11th Speech in Noise Workshop, 10-11 January 2019, Ghent, BE

Group conversations: How speech, movement, and gaze behaviours of hearing impaired triads change when conversing in noisy environments

Lauren V Hadley(a), William M Whitmer(b), Graham Naylor
University of Nottingham, Hearing Sciences, United Kingdom

(a) Presenting
(b) Attending

Most conversations do not occur in perfect quiet. Gossiping in a café, talking in a restaurant, or chatting in a car all require people to ignore the background noise to concentrate on what their partners are saying. While these situations are challenging for people with normal hearing, people with hearing impairment have much more difficulty, and may even shun such environments as they know they will fail to keep up. However, interlocutors can draw on a variety of strategies to aid successful communication. Prior studies of isolated speaking and listening have indicated that strategies such as increasing vocal intensity, adjusting head orientation, or directing gaze to the speaker are beneficial in such situations. However, it is not clear whether these strategies are used in a natural interaction context, which differs by including rapid alternation of speaking and listening, the availability of multimodal communicative cues, and the possibility for mutual adaptation.

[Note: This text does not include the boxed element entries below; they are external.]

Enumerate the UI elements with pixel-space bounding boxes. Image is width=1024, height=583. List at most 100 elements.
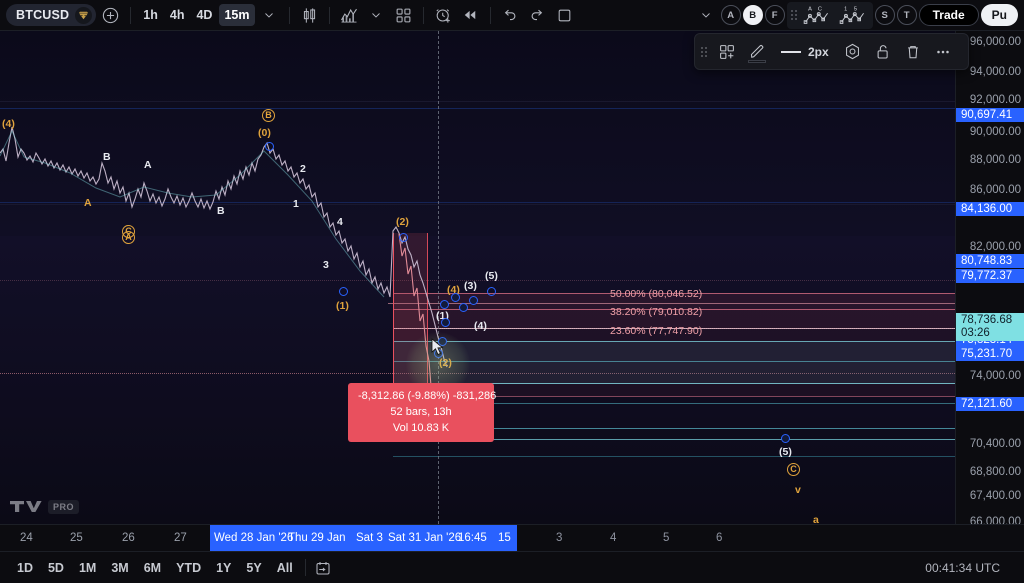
wave-node[interactable] (265, 142, 274, 151)
range-button-1d[interactable]: 1D (17, 560, 33, 575)
range-button-1m[interactable]: 1M (78, 560, 97, 575)
wave-label-1: (1) (336, 300, 349, 312)
wave-label-5: (5) (779, 446, 792, 458)
wave-node[interactable] (440, 300, 449, 309)
settings-hexagon-icon[interactable] (839, 38, 867, 66)
drag-grip-icon[interactable] (701, 46, 707, 57)
price-tick-label: 94,000.00 (969, 66, 1021, 78)
grid-line (0, 101, 955, 102)
wave-label-3: 3 (323, 259, 329, 271)
divider (422, 6, 424, 24)
mouse-cursor-icon (431, 338, 444, 356)
range-button-5d[interactable]: 5D (47, 560, 64, 575)
interval-button-4D[interactable]: 4D (196, 8, 213, 22)
wave-tools-group: A C 1 5 (786, 1, 873, 29)
range-button-1y[interactable]: 1Y (216, 560, 232, 575)
teal-ray (393, 341, 955, 342)
wave-label-2: (2) (439, 357, 452, 369)
chart-background-lower (0, 236, 955, 524)
wave-node[interactable] (451, 293, 460, 302)
floating-drawing-toolbar: 2px (694, 33, 969, 70)
time-tick-label: 4 (610, 532, 617, 544)
elliott-wave-12345-icon[interactable]: 1 5 (837, 3, 869, 28)
redo-arrow-icon[interactable] (525, 3, 550, 28)
range-button-ytd[interactable]: YTD (176, 560, 202, 575)
price-level-tag: 72,121.60 (956, 397, 1024, 411)
fib-level-label-2: 23.60% (77,747.90) (610, 325, 703, 337)
wave-node[interactable] (399, 233, 408, 242)
price-level-tag: 75,231.70 (956, 347, 1024, 361)
measurement-line-2: 52 bars, 13h (390, 406, 452, 418)
divider (288, 6, 290, 24)
layout-button-b[interactable]: B (742, 5, 763, 25)
grid-line (0, 204, 955, 205)
chevron-down-icon[interactable] (694, 3, 719, 28)
wave-node[interactable] (487, 287, 496, 296)
wave-label-a: a (813, 514, 819, 524)
theme-button[interactable]: T (896, 5, 917, 25)
drag-grip-icon[interactable] (790, 10, 797, 20)
range-button-6m[interactable]: 6M (143, 560, 162, 575)
symbol-search-button[interactable]: BTCUSD (6, 4, 97, 26)
layout-button-a[interactable]: A (720, 5, 741, 25)
wave-node[interactable] (441, 318, 450, 327)
undo-arrow-icon[interactable] (498, 3, 523, 28)
price-tick-label: 70,400.00 (969, 438, 1021, 450)
range-button-3m[interactable]: 3M (111, 560, 129, 575)
line-width-button[interactable]: 2px (773, 38, 837, 66)
color-swatch[interactable] (748, 59, 766, 63)
candlestick-icon[interactable] (297, 3, 322, 28)
diamond-badge-icon[interactable] (75, 6, 93, 24)
pencil-color-icon[interactable] (743, 38, 771, 66)
trash-icon[interactable] (899, 38, 927, 66)
price-tick-label: 96,000.00 (969, 36, 1021, 48)
add-template-icon[interactable] (713, 38, 741, 66)
fib-level-label-0: 50.00% (80,046.52) (610, 288, 703, 300)
snapshot-button[interactable]: S (874, 5, 895, 25)
interval-button-1h[interactable]: 1h (143, 8, 158, 22)
measurement-edge (427, 233, 428, 396)
utc-clock: 00:41:34 UTC (925, 560, 1000, 575)
alarm-clock-plus-icon[interactable] (431, 3, 456, 28)
elliott-wave-abc-icon[interactable]: A C (801, 3, 833, 28)
time-highlight-label: Thu 29 Jan (288, 532, 346, 544)
plus-circle-icon[interactable] (98, 3, 123, 28)
unlock-icon[interactable] (869, 38, 897, 66)
time-tick-label: 27 (174, 532, 187, 544)
wave-node[interactable] (781, 434, 790, 443)
chevron-down-icon[interactable] (257, 3, 282, 28)
divider (130, 6, 132, 24)
chevron-down-icon[interactable] (364, 3, 389, 28)
bar-countdown-timer: 03:26 (961, 327, 990, 339)
chart-canvas[interactable]: (4)BAABB(0)21CA43(1)(2)(4)(3)(5)(1)(4)(2… (0, 31, 955, 524)
more-options-icon[interactable] (929, 38, 957, 66)
square-outline-icon[interactable] (552, 3, 577, 28)
tradingview-watermark: PRO (10, 499, 80, 514)
wave-node[interactable] (339, 287, 348, 296)
fib-line-382 (393, 309, 955, 310)
rewind-replay-icon[interactable] (458, 3, 483, 28)
price-scale[interactable]: 96,000.00 94,000.00 92,000.00 90,000.00 88,0… (955, 31, 1024, 524)
indicators-icon[interactable] (337, 3, 362, 28)
time-range-highlight (210, 525, 517, 551)
measurement-rect[interactable] (393, 233, 427, 396)
trade-button[interactable]: Trade (918, 4, 979, 26)
wave-node[interactable] (469, 296, 478, 305)
range-button-5y[interactable]: 5Y (246, 560, 262, 575)
teal-ray (393, 439, 955, 440)
interval-button-4h[interactable]: 4h (169, 8, 185, 22)
layout-button-f[interactable]: F (764, 5, 785, 25)
publish-button[interactable]: Pu (980, 4, 1018, 26)
time-tick-label: 6 (716, 532, 723, 544)
wave-node[interactable] (459, 303, 468, 312)
wave-node[interactable] (438, 337, 447, 346)
grid-layout-icon[interactable] (391, 3, 416, 28)
time-tick-label: 5 (663, 532, 670, 544)
dotted-price-line (0, 280, 955, 281)
interval-button-active[interactable]: 15m (219, 4, 255, 26)
range-button-all[interactable]: All (276, 560, 293, 575)
pro-badge: PRO (48, 499, 80, 514)
time-scale[interactable]: 24 25 26 27 Wed 28 Jan '26 Thu 29 Jan Sat 3 Sa… (0, 524, 1024, 551)
date-range-icon[interactable] (311, 555, 336, 580)
price-level-line (0, 202, 955, 203)
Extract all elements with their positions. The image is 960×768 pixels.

We therefore investigate how hearing impaired individuals have conversations in noise and make themselves understood in an ecologically valid context. Specifically, we report the fine-grained dynamics of natural conversation between unfamiliar triads of age- and hearing impairment- matched interlocutors (n = 33), addressing how different levels and types of background noise affect speech, movement, and gaze. We investigate behaviour in both speech-shaped noise and 8-talker babble (54dB-78dB) to identify the importance of the information content of competing noise, and we also compare the behaviour of triads with previously collected data from dyads (n = 30) to identify strategies that generalise across interaction types. We show that many potentially beneficial behaviours are not used optimally, including increases in vocal intensity. We also show that interlocutors prioritise gaze cues over beneficial head orientations regardless of interaction type. Understanding these conversation behaviours could inform broader models of interpersonal communication, as well as being used to develop new communication technologies that take advantage of the behaviours that individuals naturally use.